Soon after I finished and sold the novel to Simon & Schuster, some very telling details of von Friedeburg's life began accreting onto the Internet. That before the war, he had spent a period serving as a naval liaison to Reichsfuhrer SS Heinrich Himmler. Of all the admirals in the German Navy, he was among the staunchest Nazis. He had gotten quite close with both Hitler and Himmler. Then I learned he had a very dark secret. Hans Georg von Friedeburg had a Jewish grandmother. Hans Georg von Friedeburg was a Jew.

(Germania was first published by Simon & Schuster in 2008, and is now also available on Kindle here).


  1. "Death camps". Are you referring to the cities of Germany,and Jap an,where millions of people perished under the terror bombings of the always moral,and always unselfish Allies? Those actions culminating in the destruction of Dresden,and Hiroshima,and Nagasaki...No.Those lives do not count. You know where your bread is buttered. The International Red Cross said the following in 1948:"Upon inspection,of detention camps for civilian enemy populations,in the Third Reich,no homicidal equipment was found". Those people died of disease,and starvation,in a crushed land,during a terrible war,that the Allies ,and their Jewish backers embraced with gusto.. As for the luckless Admiral. No 'crimes' ,where ever pinned on him,He was much more,than you portrayed. A talented officer,who had become a U-Boat expert,later in his career.
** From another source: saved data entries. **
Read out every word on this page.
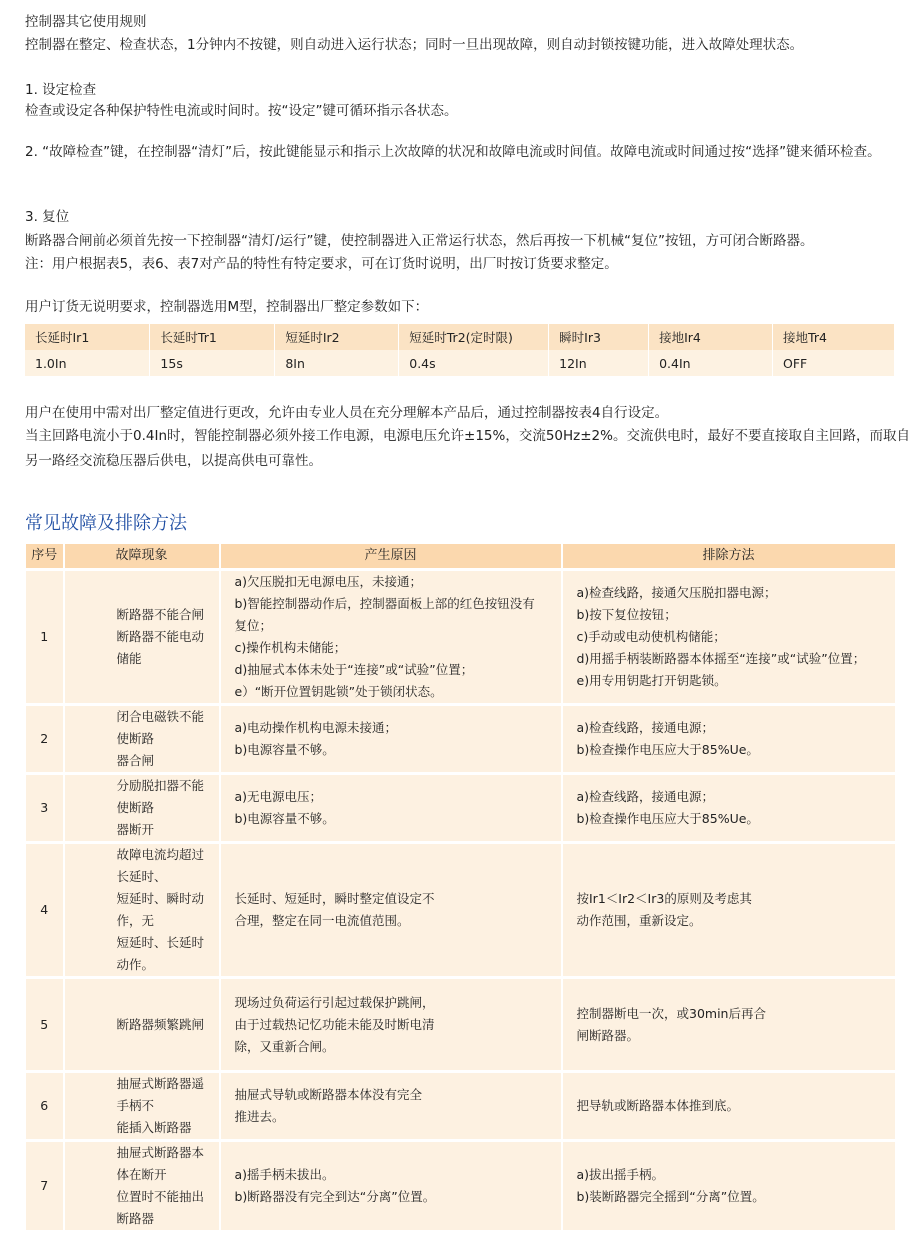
控制器其它使用规则
控制器在整定、检查状态，1分钟内不按键，则自动进入运行状态；同时一旦出现故障，则自动封锁按键功能，进入故障处理状态。
1. 设定检查
检查或设定各种保护特性电流或时间时。按“设定”键可循环指示各状态。
2. “故障检查”键，在控制器“清灯”后，按此键能显示和指示上次故障的状况和故障电流或时间值。故障电流或时间通过按“选择”键来循环检查。
3. 复位
断路器合闸前必须首先按一下控制器“清灯/运行”键，使控制器进入正常运行状态，然后再按一下机械“复位”按钮，方可闭合断路器。
注：用户根据表5，表6、表7对产品的特性有特定要求，可在订货时说明，出厂时按订货要求整定。
用户订货无说明要求，控制器选用M型，控制器出厂整定参数如下：
长延时Ir1	长延时Tr1	短延时Ir2	短延时Tr2(定时限)	瞬时Ir3	接地Ir4	接地Tr4
1.0In	15s	8In	0.4s	12In	0.4In	OFF
用户在使用中需对出厂整定值进行更改，允许由专业人员在充分理解本产品后，通过控制器按表4自行设定。
当主回路电流小于0.4In时，智能控制器必须外接工作电源，电源电压允许±15%，交流50Hz±2%。交流供电时，最好不要直接取自主回路，而取自另一路经交流稳压器后供电，以提高供电可靠性。
常见故障及排除方法
序号	故障现象	产生原因	排除方法
1	断路器不能合闸
断路器不能电动储能	a)欠压脱扣无电源电压，未接通；
b)智能控制器动作后，控制器面板上部的红色按钮没有复位；
c)操作机构未储能；
d)抽屉式本体未处于“连接”或“试验”位置；
e）“断开位置钥匙锁”处于锁闭状态。	a)检查线路，接通欠压脱扣器电源；
b)按下复位按钮；
c)手动或电动使机构储能；
d)用摇手柄装断路器本体摇至“连接”或“试验”位置；
e)用专用钥匙打开钥匙锁。

2	闭合电磁铁不能使断路
器合闸	a)电动操作机构电源未接通；
b)电源容量不够。	a)检查线路，接通电源；
b)检查操作电压应大于85%Ue。

3	分励脱扣器不能使断路
器断开	a)无电源电压；
b)电源容量不够。	a)检查线路，接通电源；
b)检查操作电压应大于85%Ue。

4	故障电流均超过长延时、
短延时、瞬时动作，无
短延时、长延时动作。	长延时、短延时，瞬时整定值设定不
合理，整定在同一电流值范围。	按Ir1＜Ir2＜Ir3的原则及考虑其
动作范围，重新设定。

5	断路器频繁跳闸	现场过负荷运行引起过载保护跳闸，
由于过载热记忆功能未能及时断电清
除，又重新合闸。	控制器断电一次，或30min后再合
闸断路器。

6	抽屉式断路器遥手柄不
能插入断路器	抽屉式导轨或断路器本体没有完全
推进去。	把导轨或断路器本体推到底。

7	抽屉式断路器本体在断开
位置时不能抽出断路器	a)摇手柄未拔出。
b)断路器没有完全到达“分离”位置。	a)拔出摇手柄。
b)装断路器完全摇到“分离”位置。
  2. No, sir, I am referring to the Death Camps of Belsen Ravensbrucke, Oswicim, and a couple of dozen others. I don't know anything about the International Red Cross report you mention, but if that's what they said, they were misinformed. What happened to the Civilians of German and Japan was indeed terrible, but as we say in Texas, Payback is a motherfucker. They pretty much reaped as they sowed. Have a nice day, and maybe you should read my book before you pass judgement on it.